Ex-presidente do Tribunal Superior Eleitoral (TSE), Luiz Fux afirmou, em junho, que as eleições brasileiras poderiam ser anuladas caso o resultado fosse influenciado pelas fake news. Meses depois, com um inquérito aberto sobre suposto escândalo de disparo de mensagens em massa via contratação ilegal e um ecossistema de contas derrubado, o contágio das mentiras nos rumos da disputa ainda é desconhecido.
Diante da epidemia dos boatos online, pesquisas recentes têm indicado que as notícias falsas nutrem a polarização e radicalizam o debate. Mas, devido à complexidade em isolar o fator "desinformação", os estudos ainda são inconclusivos quanto ao efeito sobre a mudança de voto.
— A adesão às notícias falsas está relacionada ao posicionamento que as pessoas já têm. Em um país polarizado, quando recebem uma informação que confirma o que pensam, as pessoas tendem a aceitá-la com muito pouco juízo crítico. Mas, quando recebem alguma negativa, são excessivamente críticas — diz Pablo Ortellado, professor de políticas públicas da Universidade de São Paulo (USP) e um dos principais pesquisadores do tema do país.
Conforme o Datafolha, 44% dos eleitores brasileiros utilizam o WhatsApp para ler informação política e eleitoral. Ao longo da campanha, a agência de fact-checking Lupa analisou 50 imagens que mais circularam em 347 grupos públicos no dispositivo do início da campanha até a votação no primeiro turno — somente quatro eram verdadeiras.
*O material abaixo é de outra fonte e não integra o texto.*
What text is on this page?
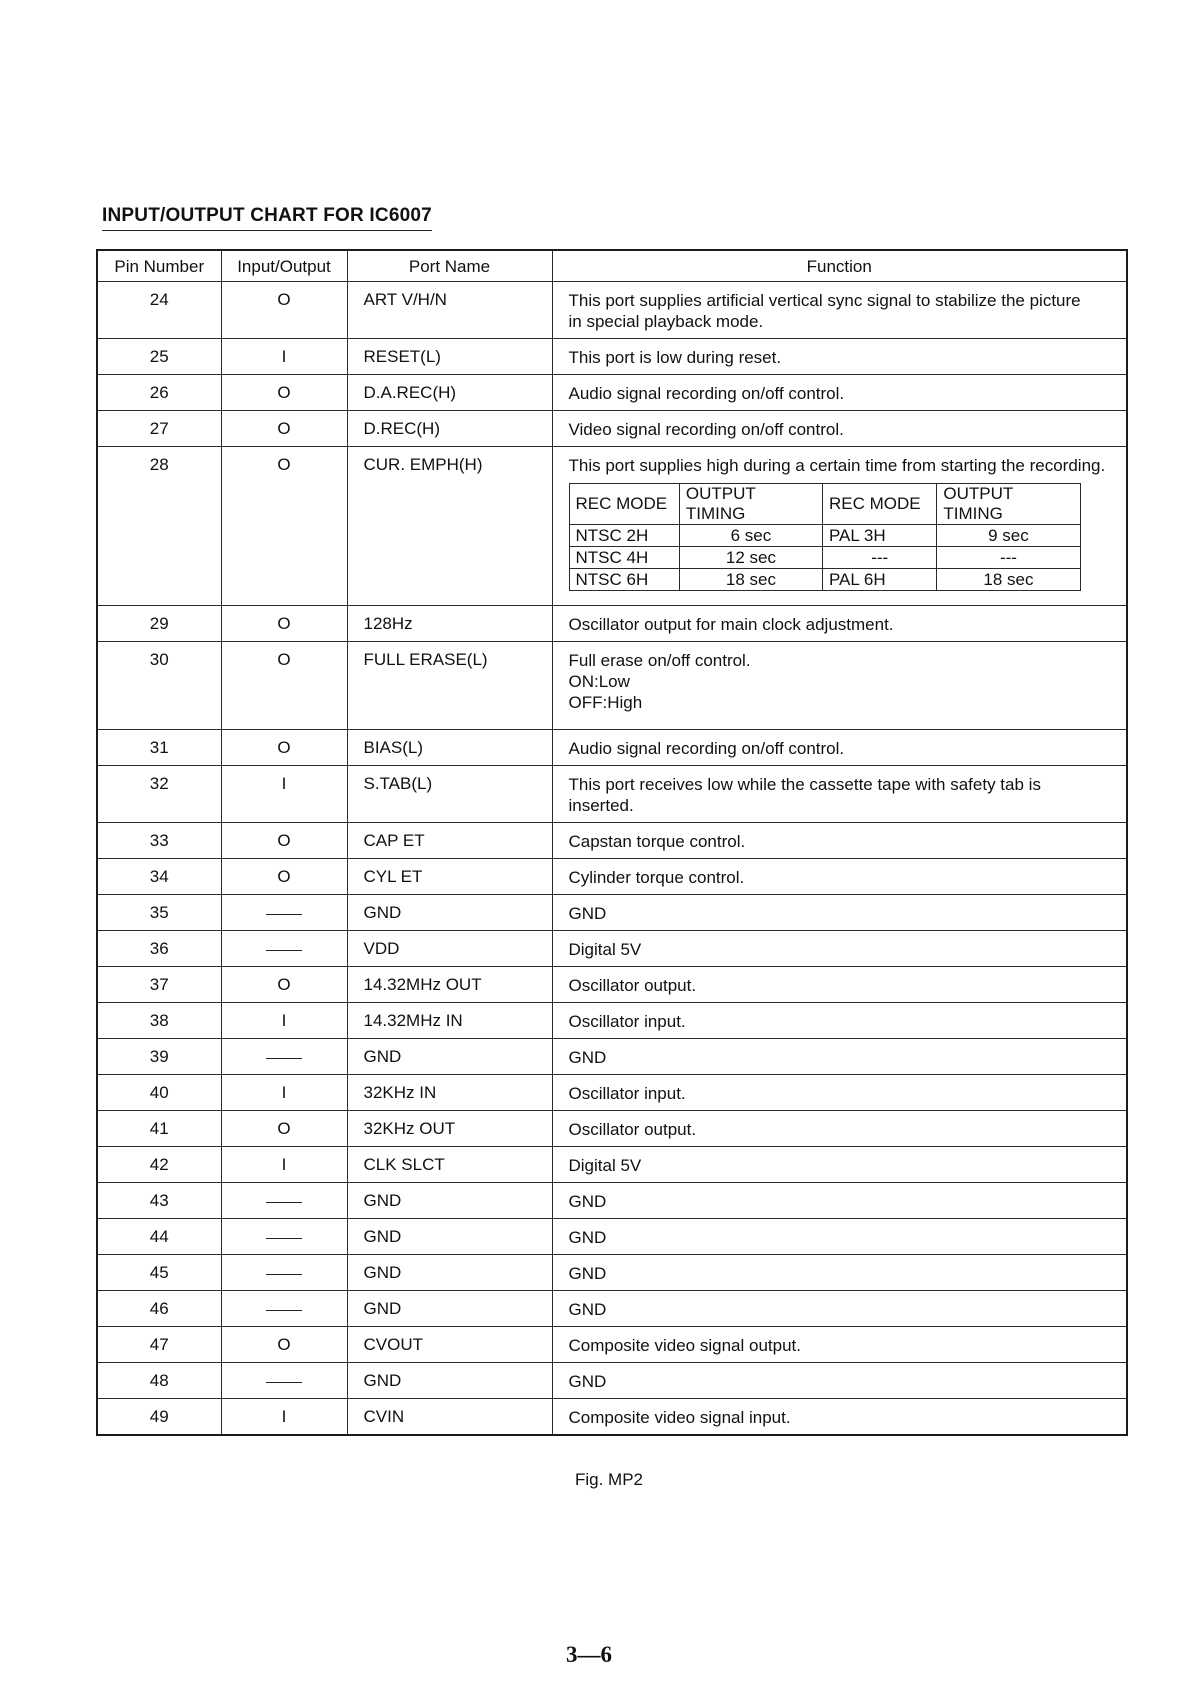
INPUT/OUTPUT CHART FOR IC6007
Pin Number	Input/Output	Port Name	Function
24	O	ART V/H/N	This port supplies artificial vertical sync signal to stabilize the picture
in special playback mode.

25	I	RESET(L)	This port is low during reset.

26	O	D.A.REC(H)	Audio signal recording on/off control.

27	O	D.REC(H)	Video signal recording on/off control.

28	O	CUR. EMPH(H)	This port supplies high during a certain time from starting the recording.
REC MODE	OUTPUT TIMING	REC MODE	OUTPUT TIMING
NTSC 2H	6 sec	PAL 3H	9 sec
NTSC 4H	12 sec	---	---
NTSC 6H	18 sec	PAL 6H	18 sec

29	O	128Hz	Oscillator output for main clock adjustment.

30	O	FULL ERASE(L)	Full erase on/off control.
ON:Low
OFF:High

31	O	BIAS(L)	Audio signal recording on/off control.

32	I	S.TAB(L)	This port receives low while the cassette tape with safety tab is
inserted.

33	O	CAP ET	Capstan torque control.

34	O	CYL ET	Cylinder torque control.

35		GND	GND

36		VDD	Digital 5V

37	O	14.32MHz OUT	Oscillator output.

38	I	14.32MHz IN	Oscillator input.

39		GND	GND

40	I	32KHz IN	Oscillator input.

41	O	32KHz OUT	Oscillator output.

42	I	CLK SLCT	Digital 5V

43		GND	GND

44		GND	GND

45		GND	GND

46		GND	GND

47	O	CVOUT	Composite video signal output.

48		GND	GND

49	I	CVIN	Composite video signal input.
Fig. MP2
3—6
Para a diretora da Lupa, Cristina Tardáguila, o resultado indica que o conteúdo disseminado no aplicativo está mais relacionado aos costumes e às ideologias defendidas pela direita e pela esquerda do que à campanha propriamente dita:
— Vimos que a desinformação não fala tanto sobre os personagens que estão disputando, mas sobre os dois Brasis que estão brigando. Ainda é muito cedo para medir se a desinformação efetivamente impactou os resultados, mas é inegável que foi um novo ingrediente eleitoral.
Pesquisa divulgada ontem pelo Ibope desidratou a tese de que o WhatsApp foi decisivo para catapultar candidaturas. Segundo o levantamento — o primeiro com perguntas específicas sobre o efeito do bombardeio de mentiras na disputa —, apenas um em cada quatro eleitores disseram ter recebido mensagens contra algum concorrente à Presidência na semana que antecedeu o primeiro turno.
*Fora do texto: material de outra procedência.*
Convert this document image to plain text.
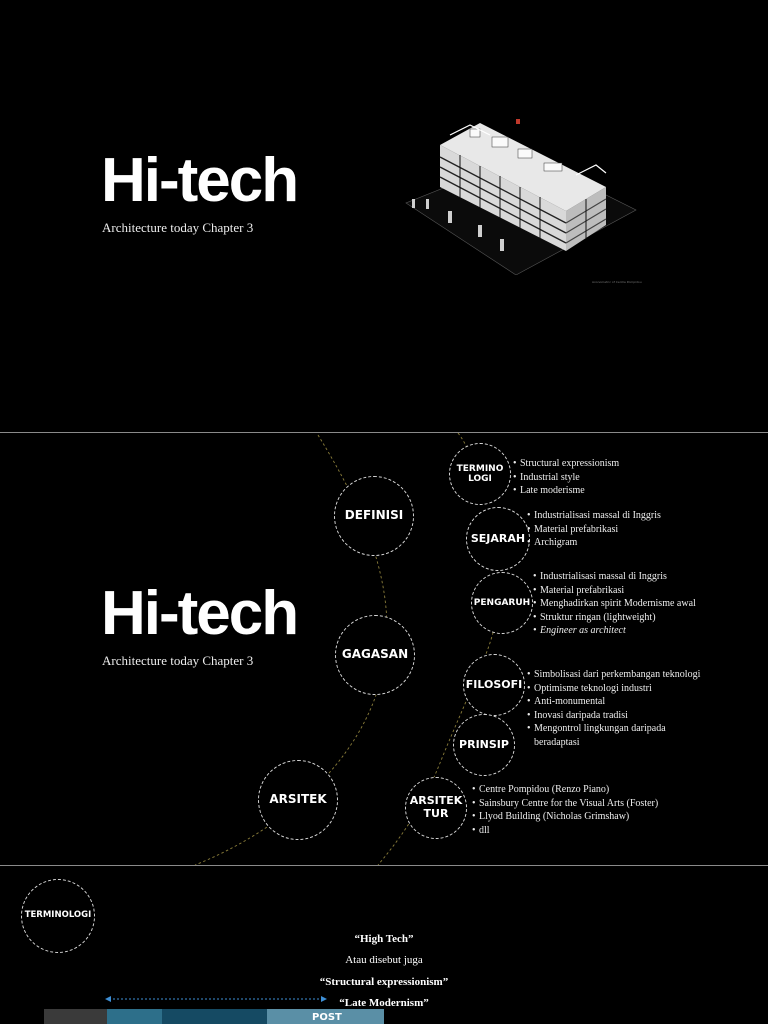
Hi-tech
Architecture today Chapter 3
Axonometric of Centre Pompidou
Hi-tech
Architecture today Chapter 3
DEFINISI
GAGASAN
ARSITEK
TERMINO
LOGI
SEJARAH
PENGARUH
FILOSOFI
PRINSIP
ARSITEK
TUR
• Structural expressionism
• Industrial style
• Late moderisme
• Industrialisasi massal di Inggris
• Material prefabrikasi
• Archigram
• Industrialisasi massal di Inggris
• Material prefabrikasi
• Menghadirkan spirit Modernisme awal
• Struktur ringan (lightweight)
• Engineer as architect
• Simbolisasi dari perkembangan teknologi
• Optimisme teknologi industri
• Anti-monumental
• Inovasi daripada tradisi
• Mengontrol lingkungan daripada
beradaptasi
• Centre Pompidou (Renzo Piano)
• Sainsbury Centre for the Visual Arts (Foster)
• Llyod Building (Nicholas Grimshaw)
• dll
TERMINOLOGI
“High Tech”
Atau disebut juga
“Structural expressionism”
“Late Modernism”
POST
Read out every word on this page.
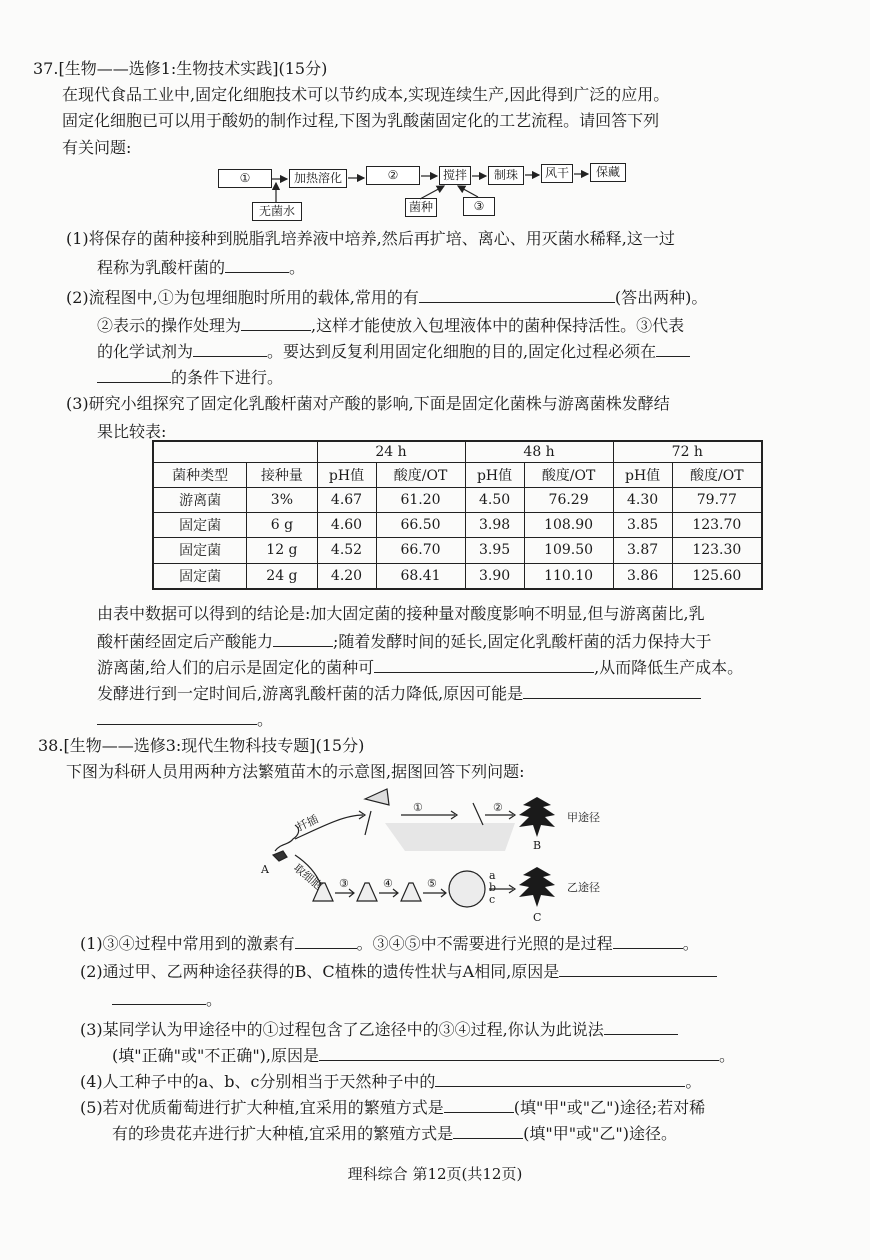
37.[生物——选修1:生物技术实践](15分)
在现代食品工业中,固定化细胞技术可以节约成本,实现连续生产,因此得到广泛的应用。
固定化细胞已可以用于酸奶的制作过程,下图为乳酸菌固定化的工艺流程。请回答下列
有关问题:
①	加热溶化	②	搅拌	制珠	风干	保藏
无菌水	菌种	③
(1)将保存的菌种接种到脱脂乳培养液中培养,然后再扩培、离心、用灭菌水稀释,这一过
程称为乳酸杆菌的	。
(2)流程图中,①为包埋细胞时所用的载体,常用的有	(答出两种)。
②表示的操作处理为	,这样才能使放入包埋液体中的菌种保持活性。③代表
的化学试剂为	。要达到反复利用固定化细胞的目的,固定化过程必须在
的条件下进行。
(3)研究小组探究了固定化乳酸杆菌对产酸的影响,下面是固定化菌株与游离菌株发酵结
果比较表:
		24 h		48 h		72 h	
菌种类型	接种量	pH值	酸度/OT	pH值	酸度/OT	pH值	酸度/OT
游离菌	3%	4.67	61.20	4.50	76.29	4.30	79.77
固定菌	6 g	4.60	66.50	3.98	108.90	3.85	123.70
固定菌	12 g	4.52	66.70	3.95	109.50	3.87	123.30
固定菌	24 g	4.20	68.41	3.90	110.10	3.86	125.60
由表中数据可以得到的结论是:加大固定菌的接种量对酸度影响不明显,但与游离菌比,乳
酸杆菌经固定后产酸能力	;随着发酵时间的延长,固定化乳酸杆菌的活力保持大于
游离菌,给人们的启示是固定化的菌种可	,从而降低生产成本。
发酵进行到一定时间后,游离乳酸杆菌的活力降低,原因可能是
。
38.[生物——选修3:现代生物科技专题](15分)
下图为科研人员用两种方法繁殖苗木的示意图,据图回答下列问题:
扦插
取细胞
A
①	②
③	④	⑤
a
b
c
甲途径
乙途径
B
C
(1)③④过程中常用到的激素有	。③④⑤中不需要进行光照的是过程	。
(2)通过甲、乙两种途径获得的B、C植株的遗传性状与A相同,原因是
。
(3)某同学认为甲途径中的①过程包含了乙途径中的③④过程,你认为此说法
(填"正确"或"不正确"),原因是	。
(4)人工种子中的a、b、c分别相当于天然种子中的	。
(5)若对优质葡萄进行扩大种植,宜采用的繁殖方式是	(填"甲"或"乙")途径;若对稀
有的珍贵花卉进行扩大种植,宜采用的繁殖方式是	(填"甲"或"乙")途径。
理科综合 第12页(共12页)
Sob perspectiva distinta, o resultado dialoga com o diagnóstico da Lupa: a maioria das mensagens aborda uma ideologia, ao invés de falar sobre um candidato específico. O Ibope também aponta que críticas e ataques enviados pelo aplicativo contaminaram Fernando Haddad (PT) e Jair Bolsonaro (PSL) na mesma medida. Dentre os entrevistados, 18% disseram ter recebido conteúdo contra o ex-ministro e o deputado.
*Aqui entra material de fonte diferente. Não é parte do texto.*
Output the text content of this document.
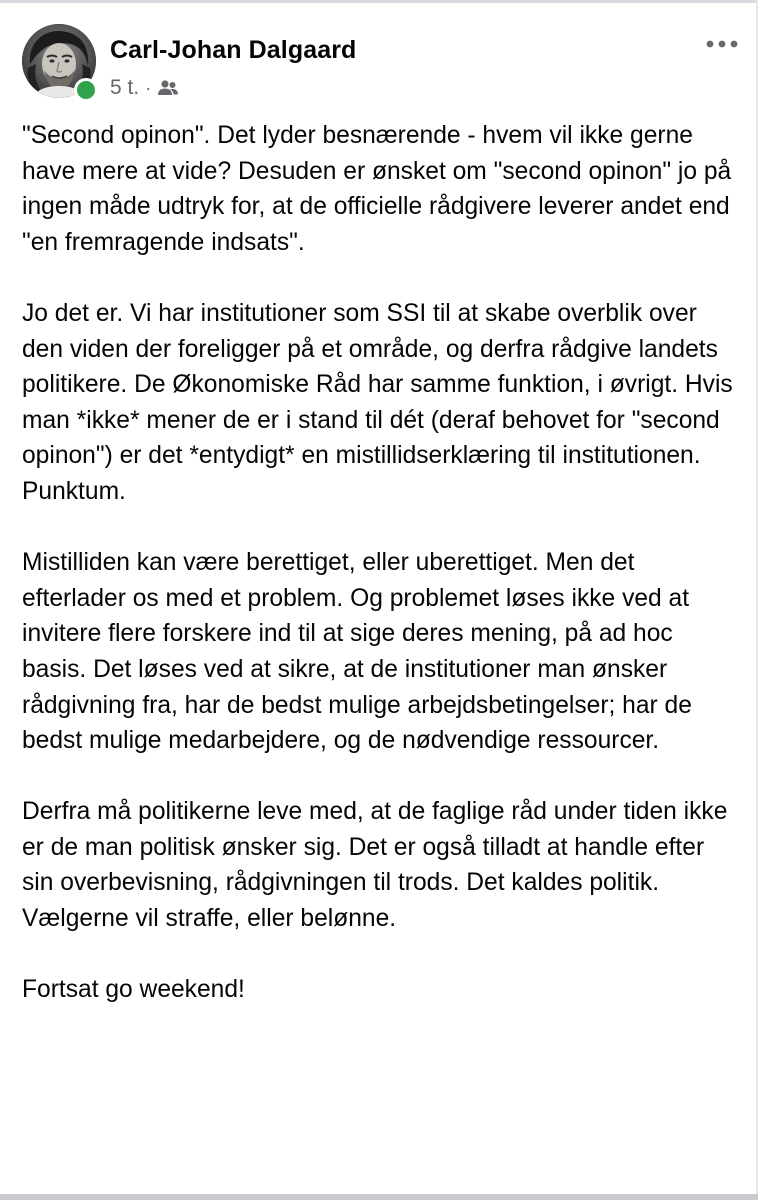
Carl-Johan Dalgaard
5 t. ·

"Second opinon". Det lyder besnærende - hvem vil ikke gerne have mere at vide? Desuden er ønsket om "second opinon" jo på ingen måde udtryk for, at de officielle rådgivere leverer andet end "en fremragende indsats".

Jo det er. Vi har institutioner som SSI til at skabe overblik over den viden der foreligger på et område, og derfra rådgive landets politikere. De Økonomiske Råd har samme funktion, i øvrigt. Hvis man *ikke* mener de er i stand til dét (deraf behovet for "second opinon") er det *entydigt* en mistillidserklæring til institutionen. Punktum.

Mistilliden kan være berettiget, eller uberettiget. Men det efterlader os med et problem. Og problemet løses ikke ved at invitere flere forskere ind til at sige deres mening, på ad hoc basis. Det løses ved at sikre, at de institutioner man ønsker rådgivning fra, har de bedst mulige arbejdsbetingelser; har de bedst mulige medarbejdere, og de nødvendige ressourcer.

Derfra må politikerne leve med, at de faglige råd under tiden ikke er de man politisk ønsker sig. Det er også tilladt at handle efter sin overbevisning, rådgivningen til trods. Det kaldes politik. Vælgerne vil straffe, eller belønne.

Fortsat go weekend!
Resistência a desmentidos publicados pela imprensa
Outro estudo apontou que nem mesmo as checagens da imprensa conseguem mudar a crença das pessoas. Parceria entre a Universidade Federal de Minas Gerais (UFMG), Universidade Federal de Pernambuco (UFPE), e as universidades Emory e da Carolina do Norte, nos Estados Unidos, a pesquisa mostrou a eleitores, em duas etapas, oito notícias falsas sobre o PT — quatro positivas e quatro negativas. Mesmo quando confrontados por verificações, mais de 30% dos entrevistados seguiram acreditando no boato.
— A partir do momento que se estabelece crença em um posicionamento, seja político ou social, as pessoas tendem a buscar mecanismos para reafirmar o que já pensam. O estudo mostra que essa pré-disposição tem muito mais força de ser mantida do que alterada, mesmo quando a notícia é absurdamente falsa — observa Felipe Nunes, pesquisador da UFMG.
Para o coordenador do Laboratório de Estudos Sobre Imagem e Cibercultura (Labic) da Universidade Federal do Espírito Santo (Ufes), Fabio Malini, há uma "escuridão" sobre o impacto das fake news nos rumos eleitorais.
— Milhões de pessoas estão envolvidas com as suas candidaturas de preferência circulando desinformação. Cria-se um senso de maioria que faz com que aqueles que são minoria diminuam a sua capacidade de resistir a essa torrencial. Assim, aumenta a percepção de que somente esses grupos têm o poder de circular o seu ponto de vista político. Por isso, mais do que determinar o voto, o efeito é dar desigualdade às condições de tomada de decisões — examina Malini.
Além disso, Ortellado ressalta que saber quantas pessoas foram contaminadas pelas fake news não significa dimensionar quantas tiveram o seu voto afetado pelas mentiras:
— Não temos elementos para dizer que é por causa disso que o Bolsonaro provavelmente irá ganhar.